Carling looked up at him with his one functioning eye. The rattle of his breath was very loud now; he sounded like an engine with dirt in it.
(can you help me please doc can you help me)
Yes. He could help. It was his sacrament, what he was made for. It was quiet now in Rivington House, very quiet indeed. Somewhere close, a door was swinging open. They had come to the border. Fred Carling looked up him, asking what. Asking how. But it was so simple.
“You only need to sleep.”
(don’t leave me)
“No,” Dan said. “I’m here. I’ll stay here until you sleep.”
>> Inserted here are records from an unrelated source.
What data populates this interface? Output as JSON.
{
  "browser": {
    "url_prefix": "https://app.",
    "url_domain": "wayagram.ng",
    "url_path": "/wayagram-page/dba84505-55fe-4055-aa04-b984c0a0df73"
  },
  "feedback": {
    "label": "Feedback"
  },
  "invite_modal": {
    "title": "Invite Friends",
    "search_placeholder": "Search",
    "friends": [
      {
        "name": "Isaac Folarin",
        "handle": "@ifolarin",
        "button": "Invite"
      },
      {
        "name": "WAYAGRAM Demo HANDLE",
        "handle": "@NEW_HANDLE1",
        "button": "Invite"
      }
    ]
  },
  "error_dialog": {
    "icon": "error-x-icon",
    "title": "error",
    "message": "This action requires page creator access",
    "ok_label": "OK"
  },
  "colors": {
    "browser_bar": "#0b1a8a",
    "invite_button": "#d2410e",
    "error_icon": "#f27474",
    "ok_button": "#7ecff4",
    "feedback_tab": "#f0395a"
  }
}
Now he clasped Carling’s hand in both of his. And smiled.
“Until you sleep,” he said.
May 1, 2011–July 17, 2012
AUTHOR’S NOTE
My first book with Scribner was Bag of Bones, in 1998. Anxious to please my new partners, I went out on tour for that novel. At one of the autographing sessions, some guy asked, “Hey, any idea what happened to the kid from The Shining?”
This was a question I’d often asked myself about that old book—along with another: What would have happened to Danny’s troubled father if he had found Alcoholics Anonymous instead of trying to get by with what people in AA call “white-knuckle sobriety”?